Carrier
Part Two · Core Language Model
Chapter 81 min read

Functions, Actions, and Transactions

Carrier separates pure helper logic, business operations, and transactional boundaries. This separation helps prevent service code from collapsing into route handlers.

When to Use fn

Use fn for pure helper logic that depends entirely on its arguments. A function should not be responsible for authentication, persistence, transactions, or runtime side effects. It is best used for calculations, formatting, classification, validation helpers, and deterministic domain rules.

When to Use action

Use action for business operations. Actions are the right home for workflows that are auth-aware, transactional, reusable, lock-heavy, or important enough to be called from more than one route. The booking-service has a small but representative example: locking a slot for review uses a transaction, reads with get_for_update, records a structured log, and is wrapped behind a single named action:

excerpt
action lock_slot_for_review(id: UUID) -> AppointmentSlot {
let actor = auth.current_user()
transaction {
let slot = AppointmentSlot.get_for_update(id: id, scope: "all")
logs.info("slot locked for review", {
action_name: "lock_slot_for_review"
slot_id: slot.id
actor_id: actor.id
actor_email: actor.email
})
}
return AppointmentSlot.get(id: id, scope: "all")
}

Notice the discipline. The action carries the business name (lock_slot_for_review). Identity is fetched once. The transaction defines a clear consistency boundary. Logs are structured — every key is one a governance tool can index. The route can stay thin because the work lives here.

Transaction Boundaries

Transactions define what must succeed or fail together. Enterprise systems often fail when transaction boundaries are accidental. A workflow updates one model, writes an audit event, calls another operation, and returns a response — but nobody clearly decided what happens if step three fails. Carrier encourages explicit transaction thinking. A transaction should protect a meaningful consistency boundary, not simply wrap everything by habit.

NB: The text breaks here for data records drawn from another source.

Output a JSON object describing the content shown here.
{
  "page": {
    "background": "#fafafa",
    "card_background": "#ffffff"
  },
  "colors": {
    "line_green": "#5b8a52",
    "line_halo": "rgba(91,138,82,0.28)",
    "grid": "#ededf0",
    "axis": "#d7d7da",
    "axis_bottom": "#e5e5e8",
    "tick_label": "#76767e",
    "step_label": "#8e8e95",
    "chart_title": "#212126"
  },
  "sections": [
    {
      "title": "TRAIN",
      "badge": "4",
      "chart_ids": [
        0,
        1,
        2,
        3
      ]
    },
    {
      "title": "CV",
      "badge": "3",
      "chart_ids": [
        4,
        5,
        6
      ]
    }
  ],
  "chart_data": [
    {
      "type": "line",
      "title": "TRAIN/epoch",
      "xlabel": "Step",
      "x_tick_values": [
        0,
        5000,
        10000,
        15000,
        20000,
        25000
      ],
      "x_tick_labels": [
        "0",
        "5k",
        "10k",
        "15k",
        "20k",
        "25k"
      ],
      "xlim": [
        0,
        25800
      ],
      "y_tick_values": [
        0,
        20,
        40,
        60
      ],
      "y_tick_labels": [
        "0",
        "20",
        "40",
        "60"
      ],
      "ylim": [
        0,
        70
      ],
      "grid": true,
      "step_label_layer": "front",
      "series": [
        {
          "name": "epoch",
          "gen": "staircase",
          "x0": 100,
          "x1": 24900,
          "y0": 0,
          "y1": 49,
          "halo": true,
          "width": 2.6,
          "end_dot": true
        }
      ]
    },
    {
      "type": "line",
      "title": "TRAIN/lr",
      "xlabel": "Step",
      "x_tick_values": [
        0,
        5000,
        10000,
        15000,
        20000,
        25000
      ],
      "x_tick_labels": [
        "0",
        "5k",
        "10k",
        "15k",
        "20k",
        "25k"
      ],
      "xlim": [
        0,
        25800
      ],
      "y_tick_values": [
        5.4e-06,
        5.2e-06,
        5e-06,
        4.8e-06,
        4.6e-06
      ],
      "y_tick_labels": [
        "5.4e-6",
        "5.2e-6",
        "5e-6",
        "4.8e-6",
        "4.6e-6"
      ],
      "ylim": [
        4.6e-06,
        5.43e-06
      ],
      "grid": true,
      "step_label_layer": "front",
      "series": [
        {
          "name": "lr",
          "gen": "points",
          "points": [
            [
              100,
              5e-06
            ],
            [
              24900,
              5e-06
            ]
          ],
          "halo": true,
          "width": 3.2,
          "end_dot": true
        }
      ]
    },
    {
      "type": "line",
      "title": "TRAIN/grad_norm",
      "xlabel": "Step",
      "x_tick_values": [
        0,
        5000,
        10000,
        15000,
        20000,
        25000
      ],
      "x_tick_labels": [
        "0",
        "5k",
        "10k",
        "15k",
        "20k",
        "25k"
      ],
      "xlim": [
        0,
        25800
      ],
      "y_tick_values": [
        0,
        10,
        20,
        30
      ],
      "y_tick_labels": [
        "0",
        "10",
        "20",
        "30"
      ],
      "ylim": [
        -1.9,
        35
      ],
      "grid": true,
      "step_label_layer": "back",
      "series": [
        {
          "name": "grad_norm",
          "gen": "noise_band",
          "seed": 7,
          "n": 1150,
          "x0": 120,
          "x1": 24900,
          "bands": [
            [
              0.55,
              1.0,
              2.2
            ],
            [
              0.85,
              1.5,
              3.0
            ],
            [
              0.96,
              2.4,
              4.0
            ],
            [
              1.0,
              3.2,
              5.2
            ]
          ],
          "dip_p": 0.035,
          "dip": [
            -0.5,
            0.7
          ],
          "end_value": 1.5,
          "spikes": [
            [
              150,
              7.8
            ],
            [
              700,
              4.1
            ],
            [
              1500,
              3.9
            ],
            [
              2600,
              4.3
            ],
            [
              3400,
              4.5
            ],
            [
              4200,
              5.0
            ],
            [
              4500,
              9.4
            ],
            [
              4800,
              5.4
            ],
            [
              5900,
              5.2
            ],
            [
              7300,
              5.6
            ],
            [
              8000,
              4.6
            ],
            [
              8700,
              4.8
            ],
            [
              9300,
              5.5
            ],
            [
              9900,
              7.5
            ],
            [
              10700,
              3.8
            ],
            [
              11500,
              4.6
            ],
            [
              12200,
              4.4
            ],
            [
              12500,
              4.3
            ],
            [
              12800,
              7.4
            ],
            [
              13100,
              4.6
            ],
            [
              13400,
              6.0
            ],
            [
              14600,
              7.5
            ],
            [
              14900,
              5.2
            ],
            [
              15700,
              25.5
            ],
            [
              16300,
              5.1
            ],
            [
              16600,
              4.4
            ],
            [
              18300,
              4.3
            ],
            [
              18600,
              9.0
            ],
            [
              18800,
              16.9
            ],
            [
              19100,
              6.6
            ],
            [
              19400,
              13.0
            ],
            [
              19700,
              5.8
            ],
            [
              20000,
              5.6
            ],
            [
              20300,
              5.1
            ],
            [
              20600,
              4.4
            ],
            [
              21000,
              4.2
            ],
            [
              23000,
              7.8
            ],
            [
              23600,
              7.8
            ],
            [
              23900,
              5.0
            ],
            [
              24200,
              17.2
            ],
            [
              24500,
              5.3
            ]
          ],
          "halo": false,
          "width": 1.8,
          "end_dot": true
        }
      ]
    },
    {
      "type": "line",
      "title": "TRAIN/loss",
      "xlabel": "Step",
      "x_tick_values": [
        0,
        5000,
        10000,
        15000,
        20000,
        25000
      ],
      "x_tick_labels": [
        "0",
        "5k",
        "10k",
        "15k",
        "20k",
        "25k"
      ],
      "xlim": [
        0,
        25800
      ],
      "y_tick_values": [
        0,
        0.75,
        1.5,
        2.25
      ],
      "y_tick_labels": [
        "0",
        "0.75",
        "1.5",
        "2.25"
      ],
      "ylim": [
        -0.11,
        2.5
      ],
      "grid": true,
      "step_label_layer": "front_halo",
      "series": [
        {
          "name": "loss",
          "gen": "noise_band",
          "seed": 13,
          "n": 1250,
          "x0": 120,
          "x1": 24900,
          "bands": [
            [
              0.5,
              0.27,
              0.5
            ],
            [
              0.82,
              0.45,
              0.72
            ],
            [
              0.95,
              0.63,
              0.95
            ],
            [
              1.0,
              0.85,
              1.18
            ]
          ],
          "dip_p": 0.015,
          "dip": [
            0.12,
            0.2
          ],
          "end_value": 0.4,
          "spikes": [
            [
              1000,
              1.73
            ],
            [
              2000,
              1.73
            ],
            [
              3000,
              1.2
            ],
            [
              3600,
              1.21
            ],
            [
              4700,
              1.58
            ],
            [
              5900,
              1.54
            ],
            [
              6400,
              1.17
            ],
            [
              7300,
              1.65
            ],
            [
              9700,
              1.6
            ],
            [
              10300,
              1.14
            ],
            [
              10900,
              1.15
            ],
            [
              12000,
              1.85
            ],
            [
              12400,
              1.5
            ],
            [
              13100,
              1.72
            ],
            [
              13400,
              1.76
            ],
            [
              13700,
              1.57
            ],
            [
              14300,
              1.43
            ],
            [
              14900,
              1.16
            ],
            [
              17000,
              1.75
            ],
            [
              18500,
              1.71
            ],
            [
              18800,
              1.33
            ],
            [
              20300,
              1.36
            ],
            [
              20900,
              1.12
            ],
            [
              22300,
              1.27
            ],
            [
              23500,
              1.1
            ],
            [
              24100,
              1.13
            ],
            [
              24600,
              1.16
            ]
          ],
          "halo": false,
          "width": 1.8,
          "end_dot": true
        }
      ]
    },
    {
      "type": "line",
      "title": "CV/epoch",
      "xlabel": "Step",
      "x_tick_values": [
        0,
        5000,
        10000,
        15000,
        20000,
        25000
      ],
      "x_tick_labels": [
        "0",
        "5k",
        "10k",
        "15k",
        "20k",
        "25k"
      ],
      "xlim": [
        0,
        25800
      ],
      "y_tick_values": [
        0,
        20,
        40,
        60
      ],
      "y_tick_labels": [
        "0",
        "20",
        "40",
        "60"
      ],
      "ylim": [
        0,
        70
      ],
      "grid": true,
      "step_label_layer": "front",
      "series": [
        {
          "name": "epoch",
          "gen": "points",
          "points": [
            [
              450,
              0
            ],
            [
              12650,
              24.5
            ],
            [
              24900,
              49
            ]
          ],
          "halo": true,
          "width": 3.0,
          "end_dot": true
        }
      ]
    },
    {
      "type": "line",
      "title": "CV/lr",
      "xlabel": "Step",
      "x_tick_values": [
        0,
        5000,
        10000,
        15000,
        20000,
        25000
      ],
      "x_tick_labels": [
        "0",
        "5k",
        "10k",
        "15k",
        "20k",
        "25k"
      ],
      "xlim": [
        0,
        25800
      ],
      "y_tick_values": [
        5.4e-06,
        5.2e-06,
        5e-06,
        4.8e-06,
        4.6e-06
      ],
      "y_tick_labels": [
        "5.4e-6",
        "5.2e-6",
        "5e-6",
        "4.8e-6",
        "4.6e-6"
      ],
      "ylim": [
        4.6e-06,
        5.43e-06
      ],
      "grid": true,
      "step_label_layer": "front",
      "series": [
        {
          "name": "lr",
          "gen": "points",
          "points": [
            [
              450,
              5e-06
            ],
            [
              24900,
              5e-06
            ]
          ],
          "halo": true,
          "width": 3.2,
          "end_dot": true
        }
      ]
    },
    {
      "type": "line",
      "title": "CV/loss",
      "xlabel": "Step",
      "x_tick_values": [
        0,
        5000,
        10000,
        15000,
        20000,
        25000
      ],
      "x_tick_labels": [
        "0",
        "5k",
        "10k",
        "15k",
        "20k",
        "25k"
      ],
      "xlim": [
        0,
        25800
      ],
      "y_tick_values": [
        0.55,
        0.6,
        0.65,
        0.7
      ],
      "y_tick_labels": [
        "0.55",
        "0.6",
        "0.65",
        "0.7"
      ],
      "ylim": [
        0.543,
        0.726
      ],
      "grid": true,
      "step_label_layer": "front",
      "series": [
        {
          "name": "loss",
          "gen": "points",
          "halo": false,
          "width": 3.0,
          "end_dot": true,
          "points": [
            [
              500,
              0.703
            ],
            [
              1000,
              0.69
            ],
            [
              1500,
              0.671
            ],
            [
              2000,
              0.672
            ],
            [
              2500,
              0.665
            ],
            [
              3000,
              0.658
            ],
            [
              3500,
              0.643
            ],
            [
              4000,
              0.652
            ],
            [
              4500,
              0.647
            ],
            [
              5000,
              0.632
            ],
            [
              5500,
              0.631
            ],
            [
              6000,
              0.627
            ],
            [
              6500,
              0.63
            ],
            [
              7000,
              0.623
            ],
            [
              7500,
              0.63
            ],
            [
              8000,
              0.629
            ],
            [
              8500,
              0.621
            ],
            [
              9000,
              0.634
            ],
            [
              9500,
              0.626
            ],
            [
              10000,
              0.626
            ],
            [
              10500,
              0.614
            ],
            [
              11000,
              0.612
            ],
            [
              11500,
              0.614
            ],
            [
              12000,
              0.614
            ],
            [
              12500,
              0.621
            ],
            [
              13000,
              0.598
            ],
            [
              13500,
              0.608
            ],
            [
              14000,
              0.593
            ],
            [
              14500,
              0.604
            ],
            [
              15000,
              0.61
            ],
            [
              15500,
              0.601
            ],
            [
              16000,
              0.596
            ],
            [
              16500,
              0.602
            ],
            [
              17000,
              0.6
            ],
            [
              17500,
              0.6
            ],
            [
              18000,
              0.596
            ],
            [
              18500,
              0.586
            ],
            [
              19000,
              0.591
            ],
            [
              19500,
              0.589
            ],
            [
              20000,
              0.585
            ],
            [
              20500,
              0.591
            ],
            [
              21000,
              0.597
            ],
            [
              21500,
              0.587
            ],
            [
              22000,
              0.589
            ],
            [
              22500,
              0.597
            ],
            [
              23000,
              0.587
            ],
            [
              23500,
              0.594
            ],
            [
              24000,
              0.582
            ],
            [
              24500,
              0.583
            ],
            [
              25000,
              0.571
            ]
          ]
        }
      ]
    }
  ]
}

Reusable Business Logic Patterns

The most common Carrier service pattern is route → action → transaction. A stronger enterprise pattern is route → validate contract → call action → transaction → return typed response. This keeps responsibilities clear. Routes own HTTP shape. Types own contracts. Actions own business behavior. Transactions own consistency. Policies own access. That clarity is the difference between code that merely works and code that can be governed.